I wrote the script draft last fall, mostly in the evenings while I was painting for Dad at the Hillsborough house, and finished the ending lines on Christmas Eve while my parents worked on their yearly last-minute gift-wrapping in the other room. Mike, meanwhile, started making the engine, and we'd meet on weekends to discuss progress and make long lists of references we wanted to include. My coming to Japan threw a wrench in the gears of the project, because with all the chaos of getting set up, working on an epic adventure game was the last thing on my mind. It feels good to come back to this after so long; I've distanced myself from the writing of the first draft and can approach it more critically, yet the ideas are still fresh in my mind.
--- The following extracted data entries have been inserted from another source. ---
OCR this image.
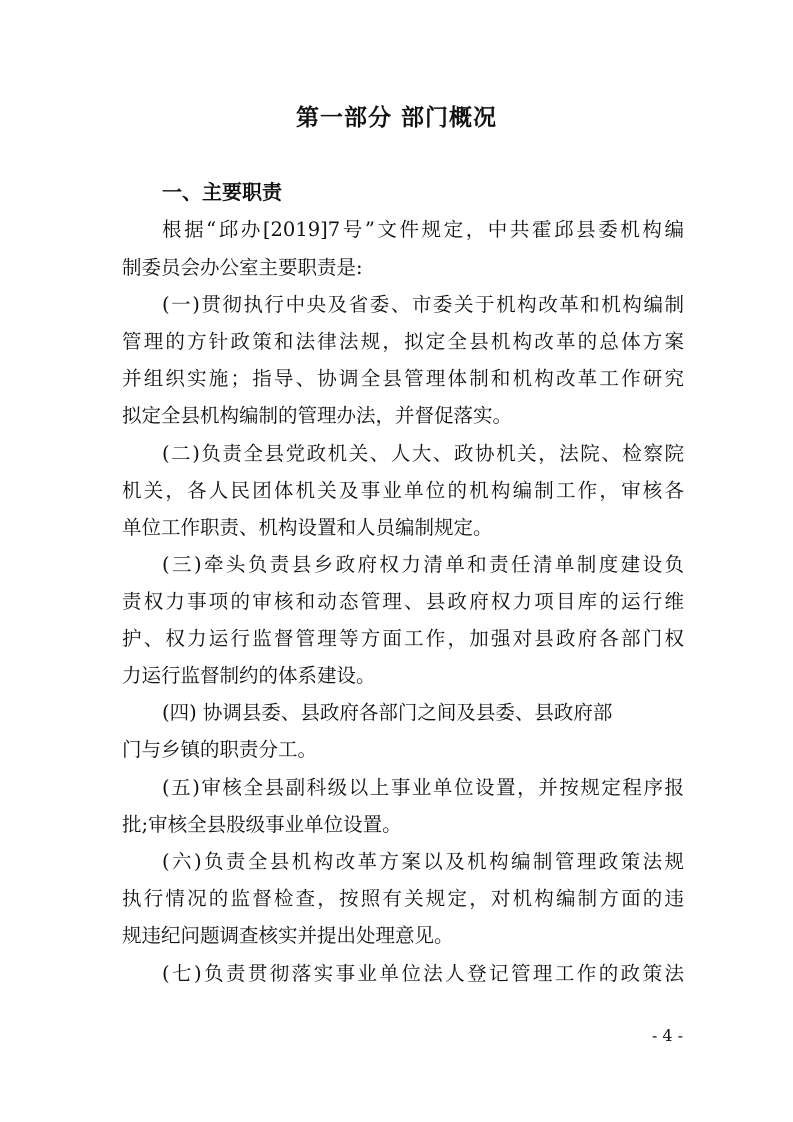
第一部分 部门概况
一、主要职责
根据“邱办[2019]7号”文件规定，中共霍邱县委机构编
制委员会办公室主要职责是:
(一)贯彻执行中央及省委、市委关于机构改革和机构编制
管理的方针政策和法律法规，拟定全县机构改革的总体方案
并组织实施；指导、协调全县管理体制和机构改革工作研究
拟定全县机构编制的管理办法，并督促落实。
(二)负责全县党政机关、人大、政协机关，法院、检察院
机关，各人民团体机关及事业单位的机构编制工作，审核各
单位工作职责、机构设置和人员编制规定。
(三)牵头负责县乡政府权力清单和责任清单制度建设负
责权力事项的审核和动态管理、县政府权力项目库的运行维
护、权力运行监督管理等方面工作，加强对县政府各部门权
力运行监督制约的体系建设。
(四) 协调县委、县政府各部门之间及县委、县政府部
门与乡镇的职责分工。
(五)审核全县副科级以上事业单位设置，并按规定程序报
批;审核全县股级事业单位设置。
(六)负责全县机构改革方案以及机构编制管理政策法规
执行情况的监督检查，按照有关规定，对机构编制方面的违
规违纪问题调查核实并提出处理意见。
(七)负责贯彻落实事业单位法人登记管理工作的政策法
- 4 -
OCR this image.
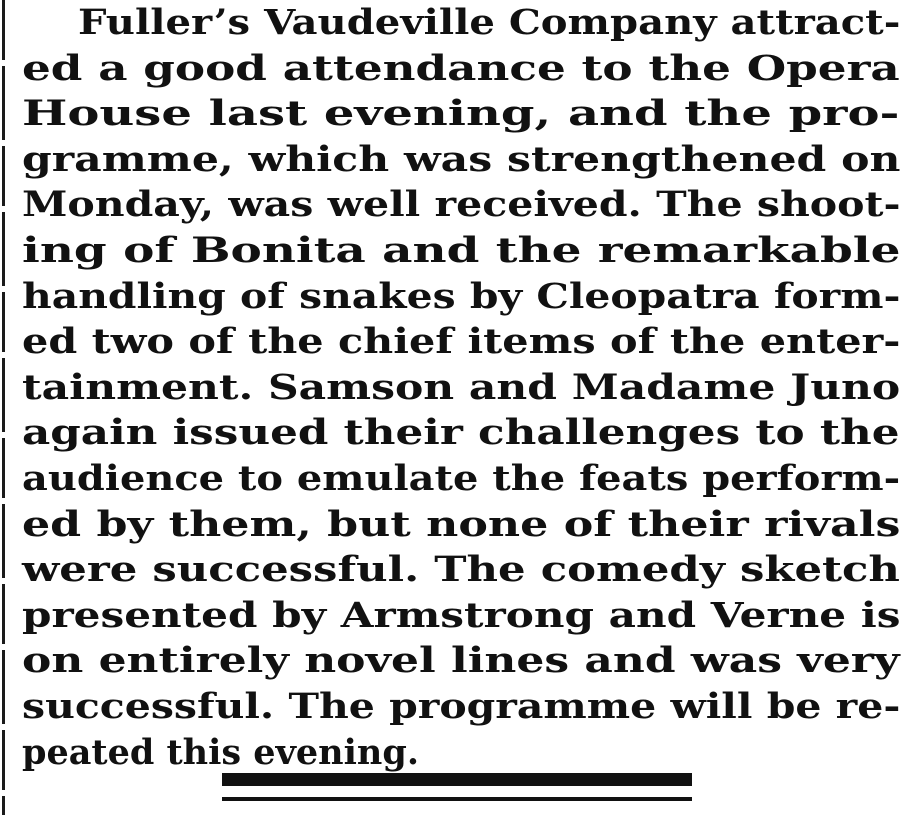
Fuller’s Vaudeville Company attract-
ed a good attendance to the Opera
House last evening, and the pro-
gramme, which was strengthened on
Monday, was well received. The shoot-
ing of Bonita and the remarkable
handling of snakes by Cleopatra form-
ed two of the chief items of the enter-
tainment. Samson and Madame Juno
again issued their challenges to the
audience to emulate the feats perform-
ed by them, but none of their rivals
were successful. The comedy sketch
presented by Armstrong and Verne is
on entirely novel lines and was very
successful. The programme will be re-
peated this evening.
Carcrash Parker is hard to talk about because most people I know don't understand larping, let alone what the fuck an adventure game is; and talking about the project invariably leads to an explanation of one or both concepts. Since Mike and I only make fun of the former and are both passionate fans of the latter, I'll give a quick rundown:

Mike grew up playing the old Sierra games, and he introduced them to me somewhere around the time I saw my first rated-R movie (which, for the record, was Total Recall). We used to play a lot of the old text-based games (including the primitive yet eponymous Adventure) on the PC or the Commodore 64 where the player typed out all commands and solved puzzles using inventory items. These, however, were small potatoes compared to the Sierra games, which blew me away the first time we played them. These games, like a host of other graphical adventures of the time, allowed you to move your character onscreen and either type out commands or use a point-and-click interface to explore and interact with the game world. I'd never seen anything like the Sierra games before: the epic storylines, the full voice acting, the humor, the ridiculous puns, and that magic of being transported from Mike's darkened computer room into a world of malicious wizards, dark labyrinths, and suspenseful murder mysteries. (I'll stop here, since I spend enough time talking nostalgic in this blog as it is.)
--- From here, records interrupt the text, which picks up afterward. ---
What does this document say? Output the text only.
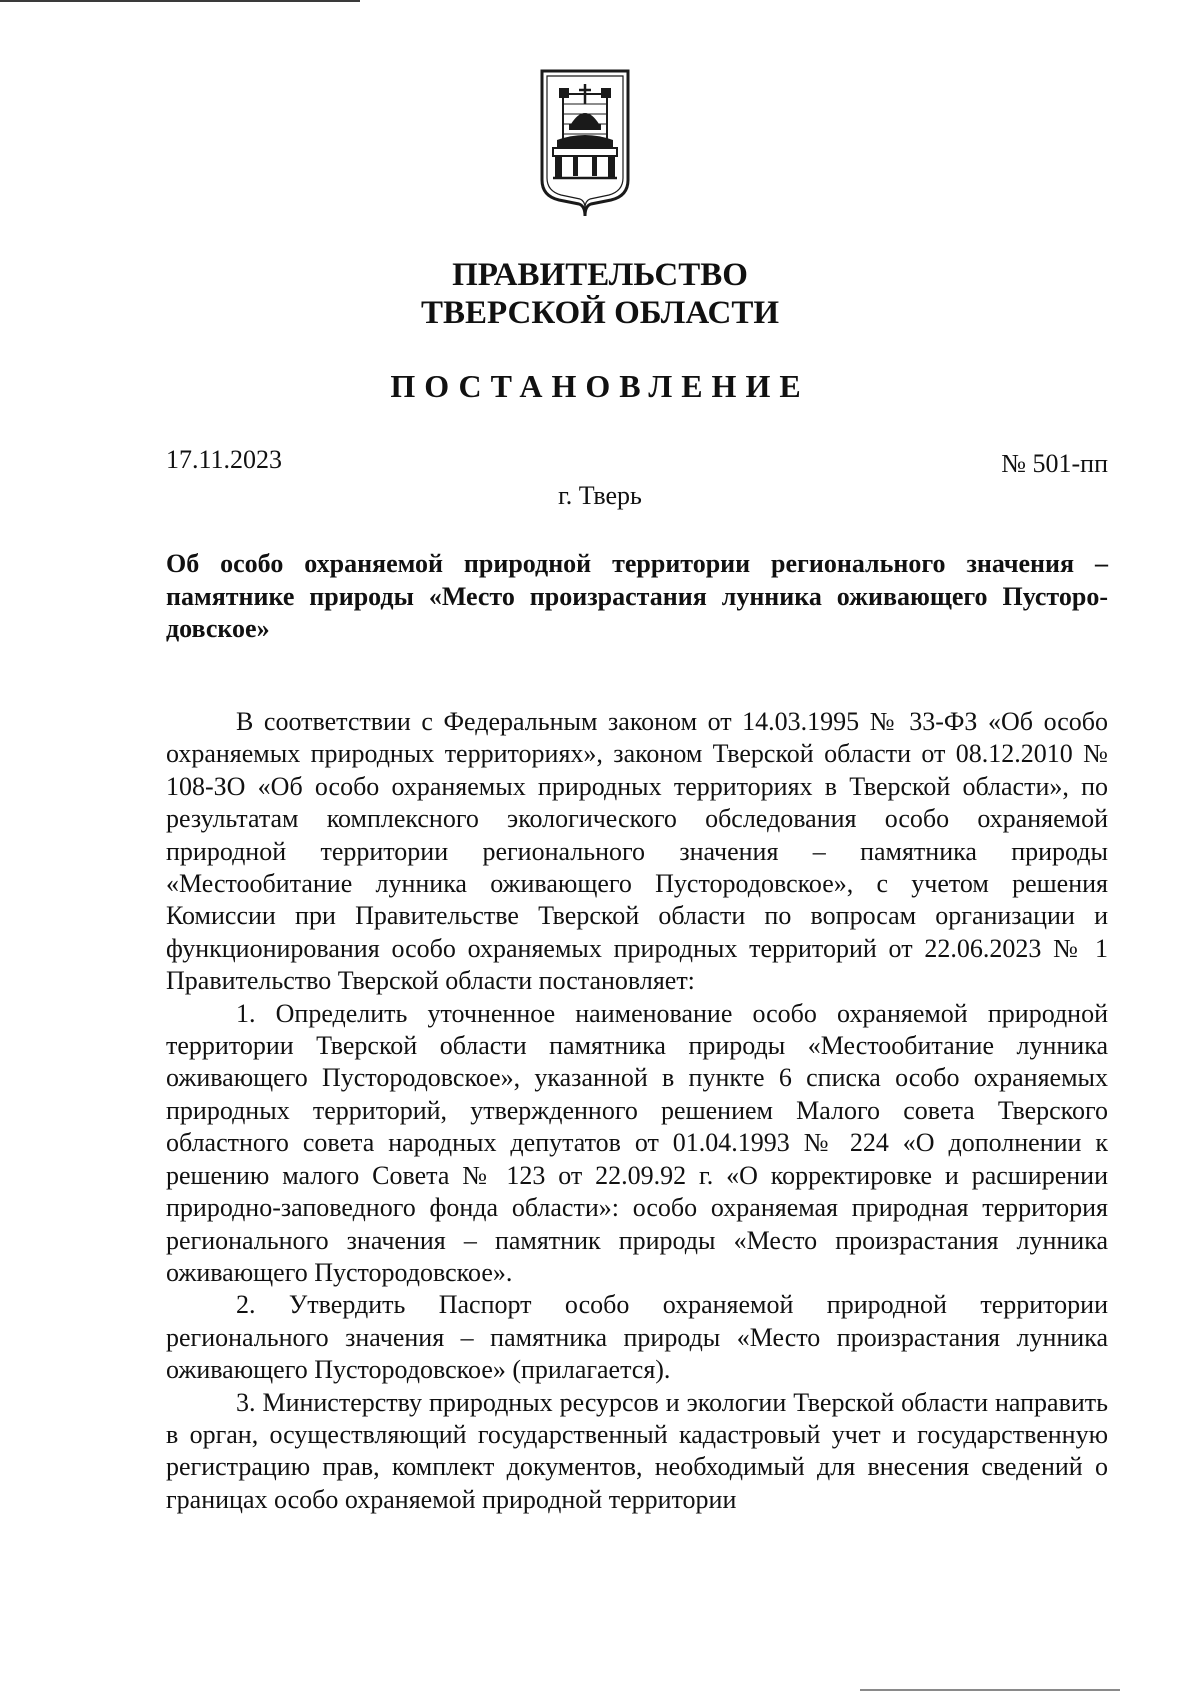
ПРАВИТЕЛЬСТВО
ТВЕРСКОЙ ОБЛАСТИ
ПОСТАНОВЛЕНИЕ
17.11.2023	№ 501-пп
г. Тверь
Об особо охраняемой природной территории регионального значения – памятнике природы «Место произрастания лунника оживающего Пустородовское»

В соответствии с Федеральным законом от 14.03.1995 № 33-ФЗ «Об особо охраняемых природных территориях», законом Тверской области от 08.12.2010 № 108-ЗО «Об особо охраняемых природных территориях в Тверской области», по результатам комплексного экологического обследования особо охраняемой природной территории регионального значения – памятника природы «Местообитание лунника оживающего Пустородовское», с учетом решения Комиссии при Правительстве Тверской области по вопросам организации и функционирования особо охраняемых природных территорий от 22.06.2023 № 1 Правительство Тверской области постановляет:

1. Определить уточненное наименование особо охраняемой природной территории Тверской области памятника природы «Местообитание лунника оживающего Пустородовское», указанной в пункте 6 списка особо охраняемых природных территорий, утвержденного решением Малого совета Тверского областного совета народных депутатов от 01.04.1993 № 224 «О дополнении к решению малого Совета № 123 от 22.09.92 г. «О корректировке и расширении природно-заповедного фонда области»: особо охраняемая природная территория регионального значения – памятник природы «Место произрастания лунника оживающего Пустородовское».

2. Утвердить Паспорт особо охраняемой природной территории регионального значения – памятника природы «Место произрастания лунника оживающего Пустородовское» (прилагается).

3. Министерству природных ресурсов и экологии Тверской области направить в орган, осуществляющий государственный кадастровый учет и государственную регистрацию прав, комплект документов, необходимый для внесения сведений о границах особо охраняемой природной территории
Simply put, what we want to make is a point-and-click interface computer game in the spirit of Sierra where a player wanders a 2-D world finding items, solving puzzles, and interacting with other characters. No fighting engine, no character stats, no endless farming of items, and no customizable teams of party members. Adventure games have a limited appeal to a new gaming generation, but in them lies a vast storytelling potential that has not been fully explored. I was attracted to telling a story of 20-something, post-college frustration through an adventure game because of its non-linear structure. The player can piece together a complex, multi-layered plot by looking at various objects, having conversations with the right people, and exploring the world map at their own pace. The plot, backstory, and characters can all be spread through a gigantic narrative jigsaw puzzle. Like a good Faulkner novel, the player can finish without absorbing the whole story, or they can look deeper and see the bigger picture. Perhaps no game I know of accomplishes this feat more impressively than Laura Bow 2: The Dagger of Amon Ra, though King's Quest VI and the Quest for Glory series certainly come close.
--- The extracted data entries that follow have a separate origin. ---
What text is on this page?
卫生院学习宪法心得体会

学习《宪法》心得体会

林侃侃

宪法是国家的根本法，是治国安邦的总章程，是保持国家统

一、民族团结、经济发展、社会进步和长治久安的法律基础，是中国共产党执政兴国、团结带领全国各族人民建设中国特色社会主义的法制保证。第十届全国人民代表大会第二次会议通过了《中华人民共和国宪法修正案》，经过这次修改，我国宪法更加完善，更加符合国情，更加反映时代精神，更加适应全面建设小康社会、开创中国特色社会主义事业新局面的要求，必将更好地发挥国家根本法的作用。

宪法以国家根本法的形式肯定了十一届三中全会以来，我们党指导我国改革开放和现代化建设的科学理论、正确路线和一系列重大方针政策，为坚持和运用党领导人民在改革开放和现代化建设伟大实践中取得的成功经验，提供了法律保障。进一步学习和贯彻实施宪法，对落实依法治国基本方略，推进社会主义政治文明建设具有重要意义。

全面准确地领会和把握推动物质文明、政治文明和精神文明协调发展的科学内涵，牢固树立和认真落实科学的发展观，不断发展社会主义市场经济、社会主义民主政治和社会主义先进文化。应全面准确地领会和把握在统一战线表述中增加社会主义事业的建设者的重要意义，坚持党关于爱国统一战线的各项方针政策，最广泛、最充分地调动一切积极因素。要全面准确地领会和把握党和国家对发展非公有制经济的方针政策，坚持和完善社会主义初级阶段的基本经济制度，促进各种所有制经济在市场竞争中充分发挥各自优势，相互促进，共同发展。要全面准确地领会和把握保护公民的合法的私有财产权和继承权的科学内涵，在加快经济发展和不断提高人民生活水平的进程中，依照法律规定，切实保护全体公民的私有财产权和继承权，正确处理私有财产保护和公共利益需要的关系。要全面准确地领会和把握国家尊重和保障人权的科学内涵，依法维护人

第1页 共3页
So after all that pretentious-sounding build-up, that's where we stand. I'll try and keep this blog somewhat abreast of the game's progress, but until then, here's a few other adventure game links I recommend checking out:

AGD Interactive Games Page: A nonprofit company who's made some pretty kick-ass SVGA remakes of the first two King's Quest games, plus the second Quest for Glory game, free for download. As this is the easiest way to discover the old Sierra series, I highly recommend giving these games a try.
Peasant's Quest: Remember when the Homestar Runner website was the shit? I still enjoy their King's Quest 1 parody immensely. If nothing else, it's the only adventure game I've ever heard of to include a meatball sub inventory item.
Al Lowe's Humor Site!: Al Lowe created the Leisure Suit Larry series, which (before they degenerated into 3-dimensional abominations of taste and gameplay) were a hilarious batch of games with an, *ahem*, more pertinent goal than the average adventure.